Fare fuori (politicamente) Berlusconi, il sogno proibito della sinistra. Obbiettivo dichiarato dei cinquestelle che, nella logica catartica del Movimento, sembra quasi obbligato. Tentazione ribadita ieri dal capogruppo Vito Crimi, pronto a votare per l'ineleggibilità del Cav e di «chiunque sia stato condannato in primo grado». «Tesi inconsistente e aberrante», ha subito reagito Daniele Capezzone, nuovo portavoce berlusconiano. Ma laddove ignorantia legis non excusat Crimi (una legge al riguardo sarebbe incostituzionale) interviene un percorso concreto, già studiato e ventilato per dar corpo all'alleanza Pd-M5S, che si basa sulla nota vicenda della legge del '57. I grillini vorrebbero porre la questione già alla Giunta provvisoria per la verifica dei poteri, che sarà insediata al Senato poco prima del voto per il presidente, e la cui composizione per regolamento sarà sorteggiata per cinque settimi (gli unici due sopravvissuti della vecchia composizione sono Malan e Casson). Ma anche se ne uscisse una maggioranza favorevole alla dichiarazione di ineleggibilità per Berlusconi, gli alti funzionari di Palazzo Madama sono certi che la questione non possa far parte dei compiti della Giunta provvisoria, che si limitano alla verifica formale delle rinunce e delle opzioni con la proclamazione degli eletti. Ma è altrettanto sicuro che M5S la ripresenterà alla Giunta permanente, composta da una ventina di senatori in rappresentanza proporzionale dei gruppi. E la «testa» di Silvio potrebbe valere la messa, per i grillini: sarebbe il primo, eclatante atto della loro «rivoluzione». Su questo si stanno interrogando da qualche giorno anche i vertici del Pd, combattuti tra il richiamo della foresta e quello della responsabilità. Diventato più forte dopo il richiamo di Napolitano a non inasprire una situazione già aggrovigliata e tesa.
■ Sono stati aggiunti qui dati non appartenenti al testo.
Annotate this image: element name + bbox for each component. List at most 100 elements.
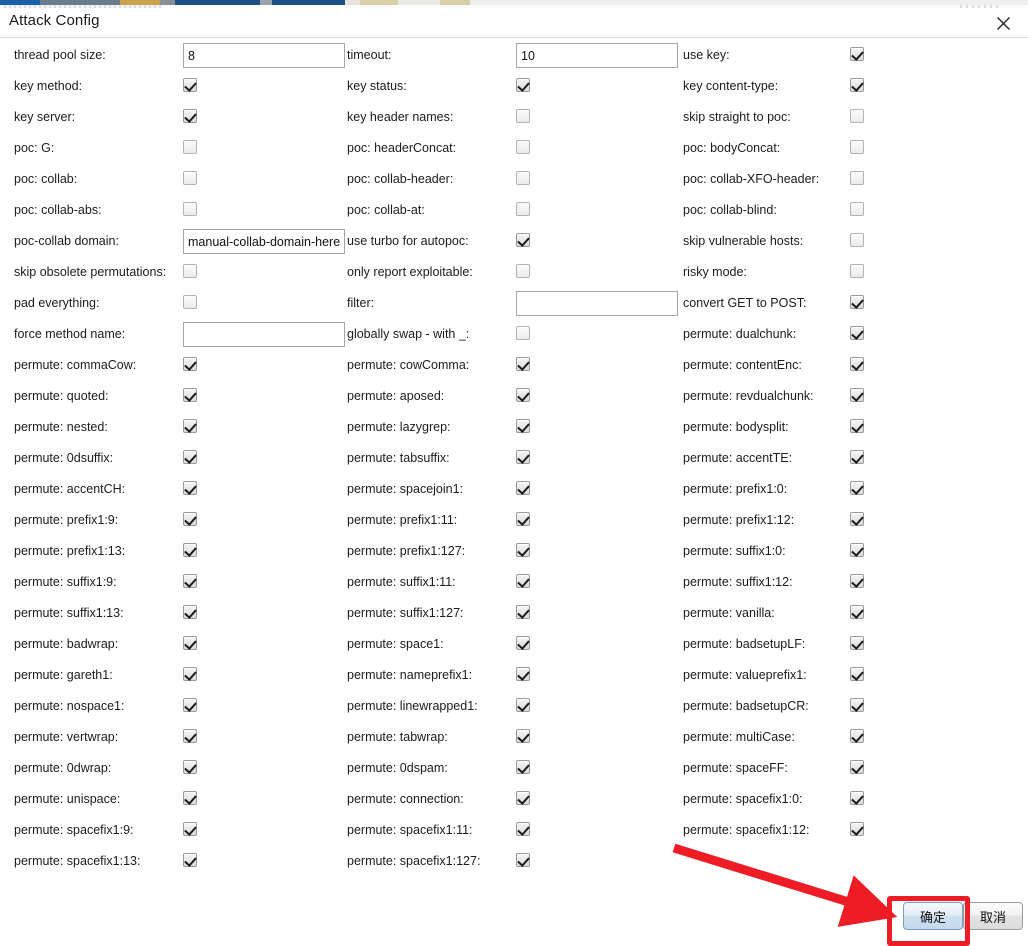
checkbox-permute-0dwrap[interactable]: [183, 760, 197, 774]
checkbox-permute-prefix1-12[interactable]: [850, 512, 864, 526]
label-permute-spacefix1-12: permute: spacefix1:12:: [683, 823, 810, 837]
checkbox-poc-collab-xfo-header[interactable]: [850, 171, 864, 185]
checkbox-permute-0dsuffix[interactable]: [183, 450, 197, 464]
checkbox-poc-collab[interactable]: [183, 171, 197, 185]
checkbox-permute-suffix1-127[interactable]: [516, 605, 530, 619]
checkbox-permute-badwrap[interactable]: [183, 636, 197, 650]
checkbox-skip-vulnerable-hosts[interactable]: [850, 233, 864, 247]
checkbox-key-status[interactable]: [516, 78, 530, 92]
label-permute-aposed: permute: aposed:: [347, 389, 445, 403]
label-permute-accentte: permute: accentTE:: [683, 451, 793, 465]
checkbox-only-report-exploitable[interactable]: [516, 264, 530, 278]
label-permute-badsetupcr: permute: badsetupCR:: [683, 699, 809, 713]
checkbox-permute-vertwrap[interactable]: [183, 729, 197, 743]
checkbox-permute-quoted[interactable]: [183, 388, 197, 402]
checkbox-permute-spacefix1-127[interactable]: [516, 853, 530, 867]
checkbox-use-turbo-for-autopoc[interactable]: [516, 233, 530, 247]
checkbox-permute-contentenc[interactable]: [850, 357, 864, 371]
checkbox-poc-collab-header[interactable]: [516, 171, 530, 185]
checkbox-permute-suffix1-13[interactable]: [183, 605, 197, 619]
checkbox-permute-dualchunk[interactable]: [850, 326, 864, 340]
checkbox-permute-revdualchunk[interactable]: [850, 388, 864, 402]
checkbox-permute-0dspam[interactable]: [516, 760, 530, 774]
checkbox-key-header-names[interactable]: [516, 109, 530, 123]
input-force-method-name[interactable]: [183, 322, 345, 347]
checkbox-permute-linewrapped1[interactable]: [516, 698, 530, 712]
cancel-button[interactable]: 取消: [963, 902, 1023, 930]
config-row: permute: gareth1: permute: nameprefix1: pe…: [0, 660, 1028, 691]
checkbox-permute-prefix1-127[interactable]: [516, 543, 530, 557]
config-row: thread pool size: timeout: use key:: [0, 40, 1028, 71]
checkbox-permute-commacow[interactable]: [183, 357, 197, 371]
config-row: key server: key header names: skip straigh…: [0, 102, 1028, 133]
checkbox-risky-mode[interactable]: [850, 264, 864, 278]
checkbox-permute-suffix1-11[interactable]: [516, 574, 530, 588]
checkbox-permute-prefix1-0[interactable]: [850, 481, 864, 495]
checkbox-convert-get-to-post[interactable]: [850, 295, 864, 309]
input-poc-collab-domain[interactable]: [183, 229, 345, 254]
label-permute-prefix1-0: permute: prefix1:0:: [683, 482, 788, 496]
label-permute-prefix1-13: permute: prefix1:13:: [14, 544, 126, 558]
config-row: permute: quoted: permute: aposed: permute:…: [0, 381, 1028, 412]
checkbox-permute-prefix1-11[interactable]: [516, 512, 530, 526]
close-icon[interactable]: [986, 10, 1020, 36]
checkbox-permute-badsetuplf[interactable]: [850, 636, 864, 650]
checkbox-globally-swap-with[interactable]: [516, 326, 530, 340]
checkbox-permute-spacefix1-12[interactable]: [850, 822, 864, 836]
checkbox-permute-spaceff[interactable]: [850, 760, 864, 774]
checkbox-permute-suffix1-9[interactable]: [183, 574, 197, 588]
checkbox-permute-spacefix1-0[interactable]: [850, 791, 864, 805]
checkbox-permute-unispace[interactable]: [183, 791, 197, 805]
ok-button[interactable]: 确定: [903, 902, 963, 930]
checkbox-skip-straight-to-poc[interactable]: [850, 109, 864, 123]
checkbox-poc-headerconcat[interactable]: [516, 140, 530, 154]
label-permute-multicase: permute: multiCase:: [683, 730, 795, 744]
checkbox-permute-prefix1-13[interactable]: [183, 543, 197, 557]
checkbox-permute-space1[interactable]: [516, 636, 530, 650]
checkbox-skip-obsolete-permutations[interactable]: [183, 264, 197, 278]
checkbox-permute-vanilla[interactable]: [850, 605, 864, 619]
label-only-report-exploitable: only report exploitable:: [347, 265, 473, 279]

La questione dell'ineleggibilità è contemplata dalla legge 361 del 1957, all'articolo 10 comma uno, laddove non sono eleggibili «coloro che in proprio o in qualità di rappresentanti legali di società o di imprese private risultino vincolati con lo Stato per contratti di opere o di somministrazioni, oppure per concessioni o autorizzazioni amministrative di notevole entità economica». Essendo le televisioni di Berlusconi concessionarie dello Stato, una prima volta nel 1994 (maggioranza di centrodestra) e una seconda nel 1996 (maggioranza di centrosinistra, governo Prodi) la questione giunse all'esame della Giunta per le elezioni sulla scorta di una campagna stampa dell'Espresso e di un comitato composto, tra gli altri, da Paolo Flores d'Arcais. Entrambe le volte, il ricorso alla Giunta fu bocciato (unico voto in dissenso di Luigi Saraceni), in quanto l'inciso «in proprio» doveva intendersi «in nome proprio» e dunque non applicabile a Berlusconi.